Classifying the charging behaviors of the electric vehicle users according to different characteristics, and calculating a probability density function of the charging behavior characteristics of each category of users, specifically, calculating the probability density function of the charging behaviors of the electric vehicle users by a Gaussian kernel function method, wherein the method comprises the following steps:
step 4.1: calculating the number N of probability density function peaks from one-dimensional data of a certain characteristicp;
NpThe specific calculation method comprises the following steps:
selecting a group distance with a proper small distance to group original data and counting frequency;
counting the number of peak values as N through a frequency distribution histogramp;
Or low-pass filtering the frequency data and extracting peak values from the filtered data, wherein the number of the peak values is Np。
Step 4.2: the optimal bandwidth is calculated according to the following formula:
hopt=(1.059σn-0.2)/Np
wherein: sigma is the standard deviation of the sample data, and n is the number of the sample data;
step 4.3: calculating a probability density function:
wherein: k (-) is a kernel function, a Gaussian function is selected as the kernel function, namely:
x represents random sample data, XiTo represent the ith known sample data.
Fig. 3 shows a charging duration probability density graph obtained by applying the above steps, in fig. 3, an area part is a frequency distribution histogram of the charging durations of the electric vehicle counted in groups according to 1 minute, a dotted line is an electric vehicle charging duration probability density function curve, an abscissa in fig. 3 is the charging duration, a left Y axis is an ordinate of the frequency distribution histogram and represents the charging frequency, and a right Y axis is an ordinate of the probability density curve and represents a probability value at the point.

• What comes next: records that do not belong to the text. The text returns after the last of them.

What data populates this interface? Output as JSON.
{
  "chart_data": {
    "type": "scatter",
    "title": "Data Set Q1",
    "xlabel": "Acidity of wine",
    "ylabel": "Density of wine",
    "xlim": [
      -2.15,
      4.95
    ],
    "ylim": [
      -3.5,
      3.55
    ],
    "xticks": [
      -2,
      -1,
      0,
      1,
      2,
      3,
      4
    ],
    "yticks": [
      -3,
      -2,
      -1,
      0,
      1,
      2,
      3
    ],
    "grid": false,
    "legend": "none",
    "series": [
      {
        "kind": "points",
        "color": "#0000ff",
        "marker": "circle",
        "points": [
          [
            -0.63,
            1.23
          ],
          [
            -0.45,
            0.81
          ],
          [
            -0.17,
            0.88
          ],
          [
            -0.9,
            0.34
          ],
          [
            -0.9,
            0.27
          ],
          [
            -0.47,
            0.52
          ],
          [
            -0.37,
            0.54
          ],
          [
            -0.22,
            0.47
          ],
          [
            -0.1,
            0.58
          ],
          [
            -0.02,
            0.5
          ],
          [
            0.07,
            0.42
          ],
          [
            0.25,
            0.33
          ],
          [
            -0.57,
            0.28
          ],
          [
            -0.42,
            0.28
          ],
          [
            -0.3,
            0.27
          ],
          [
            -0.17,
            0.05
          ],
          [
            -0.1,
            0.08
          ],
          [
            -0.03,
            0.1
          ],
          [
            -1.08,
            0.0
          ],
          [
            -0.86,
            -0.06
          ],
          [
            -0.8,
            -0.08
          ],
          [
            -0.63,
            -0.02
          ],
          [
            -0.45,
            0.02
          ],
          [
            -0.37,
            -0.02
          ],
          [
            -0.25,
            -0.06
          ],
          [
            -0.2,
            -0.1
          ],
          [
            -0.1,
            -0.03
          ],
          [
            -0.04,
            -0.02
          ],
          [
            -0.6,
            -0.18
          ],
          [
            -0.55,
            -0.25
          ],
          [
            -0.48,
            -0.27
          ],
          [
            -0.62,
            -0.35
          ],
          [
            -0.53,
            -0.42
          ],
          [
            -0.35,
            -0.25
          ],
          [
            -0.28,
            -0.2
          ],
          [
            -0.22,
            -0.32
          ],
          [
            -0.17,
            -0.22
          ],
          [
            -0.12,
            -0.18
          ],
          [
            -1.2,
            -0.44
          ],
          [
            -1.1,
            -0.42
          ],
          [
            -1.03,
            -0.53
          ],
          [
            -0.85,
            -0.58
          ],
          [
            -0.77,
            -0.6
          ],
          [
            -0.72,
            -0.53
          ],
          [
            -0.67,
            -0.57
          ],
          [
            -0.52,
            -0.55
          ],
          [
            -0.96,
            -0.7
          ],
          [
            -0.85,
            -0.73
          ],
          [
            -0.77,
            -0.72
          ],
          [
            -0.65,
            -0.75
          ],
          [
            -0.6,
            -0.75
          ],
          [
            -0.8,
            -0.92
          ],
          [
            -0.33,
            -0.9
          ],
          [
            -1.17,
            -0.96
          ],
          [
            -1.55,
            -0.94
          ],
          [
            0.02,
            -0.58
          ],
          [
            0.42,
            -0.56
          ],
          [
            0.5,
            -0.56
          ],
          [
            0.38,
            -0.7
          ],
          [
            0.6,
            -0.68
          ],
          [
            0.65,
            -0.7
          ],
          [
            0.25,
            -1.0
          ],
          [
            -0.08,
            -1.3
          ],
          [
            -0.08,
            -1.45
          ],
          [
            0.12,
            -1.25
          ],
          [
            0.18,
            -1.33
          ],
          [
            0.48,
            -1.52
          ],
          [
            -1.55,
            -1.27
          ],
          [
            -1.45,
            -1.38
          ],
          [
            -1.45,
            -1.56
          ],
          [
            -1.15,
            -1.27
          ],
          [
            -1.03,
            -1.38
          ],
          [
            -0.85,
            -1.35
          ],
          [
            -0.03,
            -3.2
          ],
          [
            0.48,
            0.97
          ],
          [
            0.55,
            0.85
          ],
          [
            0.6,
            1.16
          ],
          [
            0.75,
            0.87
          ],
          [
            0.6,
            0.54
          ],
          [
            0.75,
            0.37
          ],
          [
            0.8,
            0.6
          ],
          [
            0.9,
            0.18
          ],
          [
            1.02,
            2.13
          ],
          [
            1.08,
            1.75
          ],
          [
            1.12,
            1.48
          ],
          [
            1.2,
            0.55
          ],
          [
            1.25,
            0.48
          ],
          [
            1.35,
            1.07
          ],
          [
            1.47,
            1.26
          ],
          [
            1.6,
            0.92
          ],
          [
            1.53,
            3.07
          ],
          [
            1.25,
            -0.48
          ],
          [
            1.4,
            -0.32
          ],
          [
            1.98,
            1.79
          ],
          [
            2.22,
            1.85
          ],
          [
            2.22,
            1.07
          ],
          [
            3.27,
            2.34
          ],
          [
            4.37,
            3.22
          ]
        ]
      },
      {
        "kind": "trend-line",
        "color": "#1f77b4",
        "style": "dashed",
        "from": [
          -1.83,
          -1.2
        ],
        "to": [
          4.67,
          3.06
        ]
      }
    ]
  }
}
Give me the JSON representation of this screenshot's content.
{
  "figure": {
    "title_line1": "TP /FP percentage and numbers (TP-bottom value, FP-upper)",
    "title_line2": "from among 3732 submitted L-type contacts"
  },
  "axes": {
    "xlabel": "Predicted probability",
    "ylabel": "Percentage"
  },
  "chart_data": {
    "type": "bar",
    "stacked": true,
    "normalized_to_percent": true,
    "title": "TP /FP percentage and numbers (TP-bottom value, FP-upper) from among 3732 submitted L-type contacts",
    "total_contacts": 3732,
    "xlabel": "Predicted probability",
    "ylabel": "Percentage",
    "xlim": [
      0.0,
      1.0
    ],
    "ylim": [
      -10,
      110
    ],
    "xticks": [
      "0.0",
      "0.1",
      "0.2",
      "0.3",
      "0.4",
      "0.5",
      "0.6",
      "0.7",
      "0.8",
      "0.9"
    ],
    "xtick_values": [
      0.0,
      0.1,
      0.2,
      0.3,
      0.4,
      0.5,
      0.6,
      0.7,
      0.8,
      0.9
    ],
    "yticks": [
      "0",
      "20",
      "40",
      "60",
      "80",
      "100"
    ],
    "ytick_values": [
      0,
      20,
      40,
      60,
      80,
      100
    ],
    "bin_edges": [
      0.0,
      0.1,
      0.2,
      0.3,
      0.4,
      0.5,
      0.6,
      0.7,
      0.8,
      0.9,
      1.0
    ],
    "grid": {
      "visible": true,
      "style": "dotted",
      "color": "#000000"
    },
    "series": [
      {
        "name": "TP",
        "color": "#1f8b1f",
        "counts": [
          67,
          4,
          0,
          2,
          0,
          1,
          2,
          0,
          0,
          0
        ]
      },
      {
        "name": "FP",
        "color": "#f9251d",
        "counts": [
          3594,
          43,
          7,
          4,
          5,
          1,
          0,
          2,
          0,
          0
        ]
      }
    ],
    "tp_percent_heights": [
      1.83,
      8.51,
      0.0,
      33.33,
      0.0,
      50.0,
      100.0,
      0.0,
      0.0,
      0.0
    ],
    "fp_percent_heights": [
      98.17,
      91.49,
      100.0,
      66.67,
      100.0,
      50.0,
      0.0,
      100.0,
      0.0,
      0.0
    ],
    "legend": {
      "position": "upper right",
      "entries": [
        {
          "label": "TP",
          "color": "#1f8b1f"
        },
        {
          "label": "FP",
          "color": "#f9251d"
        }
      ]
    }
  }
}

Fig. 3 shows the charging behavior of the electric vehicle through a probability density function.
An electric vehicle charging behavior feature analysis system, the system comprising:
the characteristic data acquisition module is used for acquiring historical charging data of the charging pile and screening the charging behavior characteristic data of the electric vehicle;
the data conversion module is used for carrying out data conversion on the characteristic data obtained by screening;
the data cleaning module is used for cleaning the data of the feature data after the data conversion;
and the calculating module is used for calculating a charging behavior probability density function based on the characteristic data after data cleaning.
The present applicant has described and illustrated embodiments of the present invention in detail with reference to the accompanying drawings, but it should be understood by those skilled in the art that the above embodiments are merely preferred embodiments of the present invention, and the detailed description is only for the purpose of helping the reader to better understand the spirit of the present invention, and not for limiting the scope of the present invention, and on the contrary, any improvement or modification made based on the spirit of the present invention should fall within the scope of the present invention.